China’s deserts are in the North West of the country

While their population is in the South East

As Time Magazine said, there are 740,000 people trying to rejuvenate 18,600 sq km of Kubuqi desert! Israel does not have scattered peasant farmers but concentrated Kibbutz villages with hyper-efficient effluent recycling watering their local agricultural needs. Over 50% of Israel’s own water comes from reliable desal, not unreliable desert rainfall. It’s a very different picture to the scattered Chinese peasant farmers who (mostly, apart from the solar plant above) do not have the money to desalinate water from distant oceans and pump it all the way inland!
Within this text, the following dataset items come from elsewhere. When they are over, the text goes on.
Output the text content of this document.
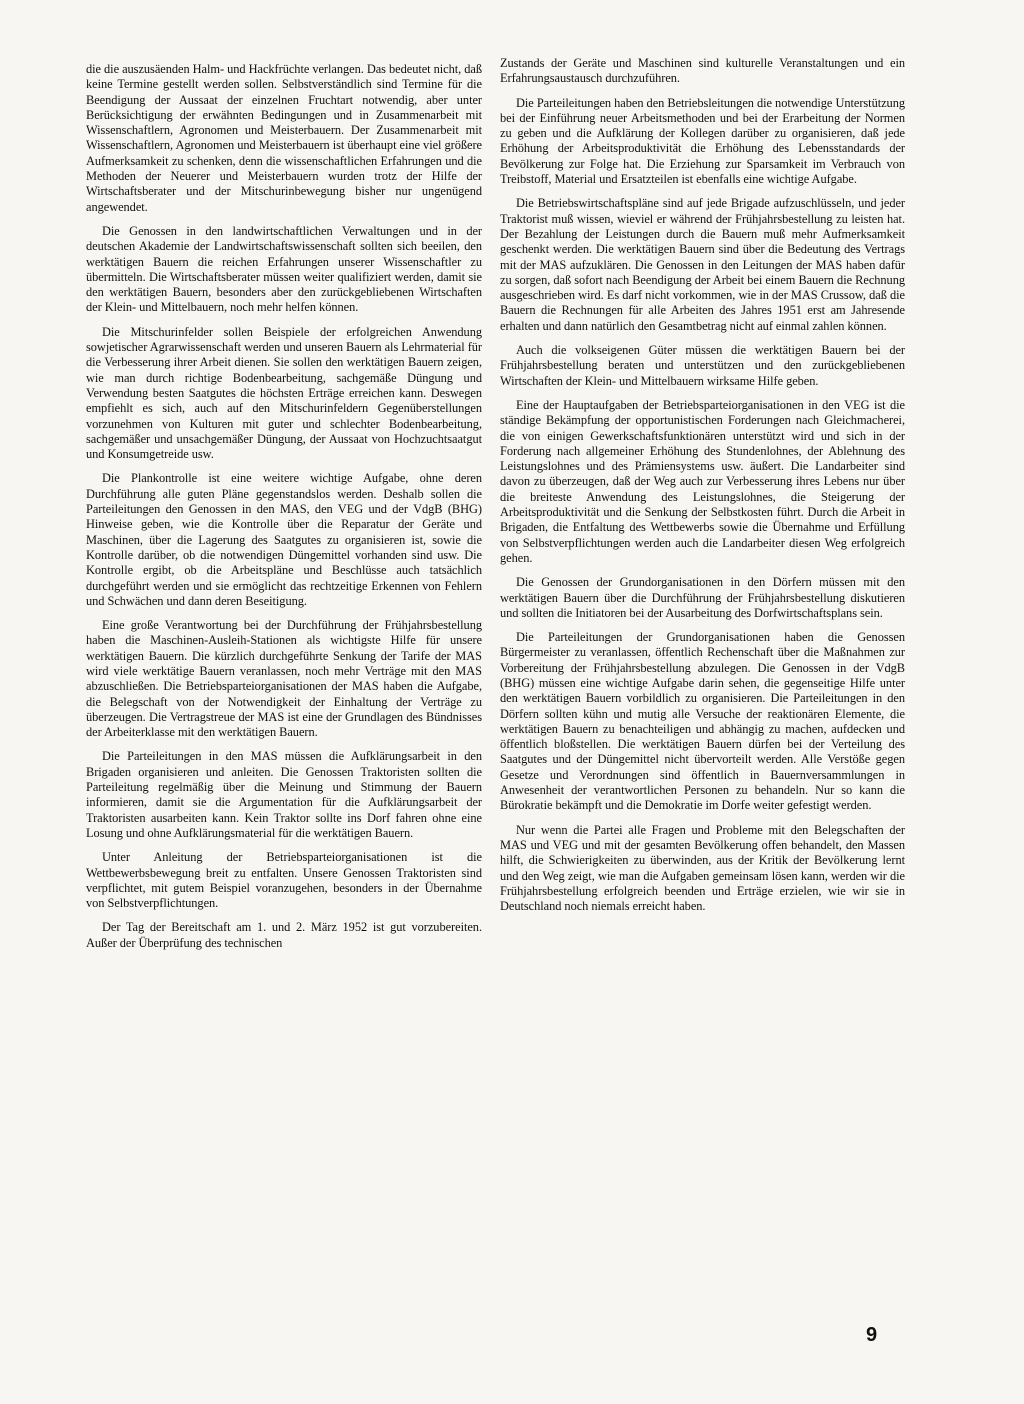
die die auszusäenden Halm- und Hackfrüchte verlangen. Das bedeutet nicht, daß keine Termine gestellt werden sollen. Selbstverständlich sind Termine für die Beendigung der Aussaat der einzelnen Fruchtart notwendig, aber unter Berücksichtigung der erwähnten Bedingungen und in Zusammenarbeit mit Wissenschaftlern, Agronomen und Meisterbauern. Der Zusammenarbeit mit Wissenschaftlern, Agronomen und Meisterbauern ist überhaupt eine viel größere Aufmerksamkeit zu schenken, denn die wissenschaftlichen Erfahrungen und die Methoden der Neuerer und Meisterbauern wurden trotz der Hilfe der Wirtschaftsberater und der Mitschurinbewegung bisher nur ungenügend angewendet.

Die Genossen in den landwirtschaftlichen Verwaltungen und in der deutschen Akademie der Landwirtschaftswissenschaft sollten sich beeilen, den werktätigen Bauern die reichen Erfahrungen unserer Wissenschaftler zu übermitteln. Die Wirtschaftsberater müssen weiter qualifiziert werden, damit sie den werktätigen Bauern, besonders aber den zurückgebliebenen Wirtschaften der Klein- und Mittelbauern, noch mehr helfen können.

Die Mitschurinfelder sollen Beispiele der erfolgreichen Anwendung sowjetischer Agrarwissenschaft werden und unseren Bauern als Lehrmaterial für die Verbesserung ihrer Arbeit dienen. Sie sollen den werktätigen Bauern zeigen, wie man durch richtige Bodenbearbeitung, sachgemäße Düngung und Verwendung besten Saatgutes die höchsten Erträge erreichen kann. Deswegen empfiehlt es sich, auch auf den Mitschurinfeldern Gegenüberstellungen vorzunehmen von Kulturen mit guter und schlechter Bodenbearbeitung, sachgemäßer und unsachgemäßer Düngung, der Aussaat von Hochzuchtsaatgut und Konsumgetreide usw.

Die Plankontrolle ist eine weitere wichtige Aufgabe, ohne deren Durchführung alle guten Pläne gegenstandslos werden. Deshalb sollen die Parteileitungen den Genossen in den MAS, den VEG und der VdgB (BHG) Hinweise geben, wie die Kontrolle über die Reparatur der Geräte und Maschinen, über die Lagerung des Saatgutes zu organisieren ist, sowie die Kontrolle darüber, ob die notwendigen Düngemittel vorhanden sind usw. Die Kontrolle ergibt, ob die Arbeitspläne und Beschlüsse auch tatsächlich durchgeführt werden und sie ermöglicht das rechtzeitige Erkennen von Fehlern und Schwächen und dann deren Beseitigung.

Eine große Verantwortung bei der Durchführung der Frühjahrsbestellung haben die Maschinen-Ausleih-Stationen als wichtigste Hilfe für unsere werktätigen Bauern. Die kürzlich durchgeführte Senkung der Tarife der MAS wird viele werktätige Bauern veranlassen, noch mehr Verträge mit den MAS abzuschließen. Die Betriebsparteiorganisationen der MAS haben die Aufgabe, die Belegschaft von der Notwendigkeit der Einhaltung der Verträge zu überzeugen. Die Vertragstreue der MAS ist eine der Grundlagen des Bündnisses der Arbeiterklasse mit den werktätigen Bauern.

Die Parteileitungen in den MAS müssen die Aufklärungsarbeit in den Brigaden organisieren und anleiten. Die Genossen Traktoristen sollten die Parteileitung regelmäßig über die Meinung und Stimmung der Bauern informieren, damit sie die Argumentation für die Aufklärungsarbeit der Traktoristen ausarbeiten kann. Kein Traktor sollte ins Dorf fahren ohne eine Losung und ohne Aufklärungsmaterial für die werktätigen Bauern.

Unter Anleitung der Betriebsparteiorganisationen ist die Wettbewerbsbewegung breit zu entfalten. Unsere Genossen Traktoristen sind verpflichtet, mit gutem Beispiel voranzugehen, besonders in der Übernahme von Selbstverpflichtungen.

Der Tag der Bereitschaft am 1. und 2. März 1952 ist gut vorzubereiten. Außer der Überprüfung des technischen

Zustands der Geräte und Maschinen sind kulturelle Veranstaltungen und ein Erfahrungsaustausch durchzuführen.

Die Parteileitungen haben den Betriebsleitungen die notwendige Unterstützung bei der Einführung neuer Arbeitsmethoden und bei der Erarbeitung der Normen zu geben und die Aufklärung der Kollegen darüber zu organisieren, daß jede Erhöhung der Arbeitsproduktivität die Erhöhung des Lebensstandards der Bevölkerung zur Folge hat. Die Erziehung zur Sparsamkeit im Verbrauch von Treibstoff, Material und Ersatzteilen ist ebenfalls eine wichtige Aufgabe.

Die Betriebswirtschaftspläne sind auf jede Brigade aufzuschlüsseln, und jeder Traktorist muß wissen, wieviel er während der Frühjahrsbestellung zu leisten hat. Der Bezahlung der Leistungen durch die Bauern muß mehr Aufmerksamkeit geschenkt werden. Die werktätigen Bauern sind über die Bedeutung des Vertrags mit der MAS aufzuklären. Die Genossen in den Leitungen der MAS haben dafür zu sorgen, daß sofort nach Beendigung der Arbeit bei einem Bauern die Rechnung ausgeschrieben wird. Es darf nicht vorkommen, wie in der MAS Crussow, daß die Bauern die Rechnungen für alle Arbeiten des Jahres 1951 erst am Jahresende erhalten und dann natürlich den Gesamtbetrag nicht auf einmal zahlen können.

Auch die volkseigenen Güter müssen die werktätigen Bauern bei der Frühjahrsbestellung beraten und unterstützen und den zurückgebliebenen Wirtschaften der Klein- und Mittelbauern wirksame Hilfe geben.

Eine der Hauptaufgaben der Betriebsparteiorganisationen in den VEG ist die ständige Bekämpfung der opportunistischen Forderungen nach Gleichmacherei, die von einigen Gewerkschaftsfunktionären unterstützt wird und sich in der Forderung nach allgemeiner Erhöhung des Stundenlohnes, der Ablehnung des Leistungslohnes und des Prämiensystems usw. äußert. Die Landarbeiter sind davon zu überzeugen, daß der Weg auch zur Verbesserung ihres Lebens nur über die breiteste Anwendung des Leistungslohnes, die Steigerung der Arbeitsproduktivität und die Senkung der Selbstkosten führt. Durch die Arbeit in Brigaden, die Entfaltung des Wettbewerbs sowie die Übernahme und Erfüllung von Selbstverpflichtungen werden auch die Landarbeiter diesen Weg erfolgreich gehen.

Die Genossen der Grundorganisationen in den Dörfern müssen mit den werktätigen Bauern über die Durchführung der Frühjahrsbestellung diskutieren und sollten die Initiatoren bei der Ausarbeitung des Dorfwirtschaftsplans sein.

Die Parteileitungen der Grundorganisationen haben die Genossen Bürgermeister zu veranlassen, öffentlich Rechenschaft über die Maßnahmen zur Vorbereitung der Frühjahrsbestellung abzulegen. Die Genossen in der VdgB (BHG) müssen eine wichtige Aufgabe darin sehen, die gegenseitige Hilfe unter den werktätigen Bauern vorbildlich zu organisieren. Die Parteileitungen in den Dörfern sollten kühn und mutig alle Versuche der reaktionären Elemente, die werktätigen Bauern zu benachteiligen und abhängig zu machen, aufdecken und öffentlich bloßstellen. Die werktätigen Bauern dürfen bei der Verteilung des Saatgutes und der Düngemittel nicht übervorteilt werden. Alle Verstöße gegen Gesetze und Verordnungen sind öffentlich in Bauernversammlungen in Anwesenheit der verantwortlichen Personen zu behandeln. Nur so kann die Bürokratie bekämpft und die Demokratie im Dorfe weiter gefestigt werden.

Nur wenn die Partei alle Fragen und Probleme mit den Belegschaften der MAS und VEG und mit der gesamten Bevölkerung offen behandelt, den Massen hilft, die Schwierigkeiten zu überwinden, aus der Kritik der Bevölkerung lernt und den Weg zeigt, wie man die Aufgaben gemeinsam lösen kann, werden wir die Frühjahrsbestellung erfolgreich beenden und Erträge erzielen, wie wir sie in Deutschland noch niemals erreicht haben.

9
The same Time article even sums it up this way: “The Kubuqi model cannot be applied to turn any patch of desert into lush oases; it restores only recently degraded land.”

However the wiki also reports that there are concerns about planting such vast quantities of trees without the water infrastructure to support them, eating into underground water aquifers which may be disastrous for some of the remaining desert farmers. Again, for the truly vast areas they are covering, artificial desalination without a high local population just isn’t practical or economic. They need to plan to trap the naturally occurring rainfall as best they can, maybe using a Tal-Ya water box every few trees or bushes to help collect morning dew where appropriate. At least such a plastic box is passive, and not energy intensive.

Also, mass mono-culture forests are not as good for ecosystem biodiversity and birds and other species are not as attracted to them as they would be to more natural forest plantings, which of course are more expensive and difficult to arrange.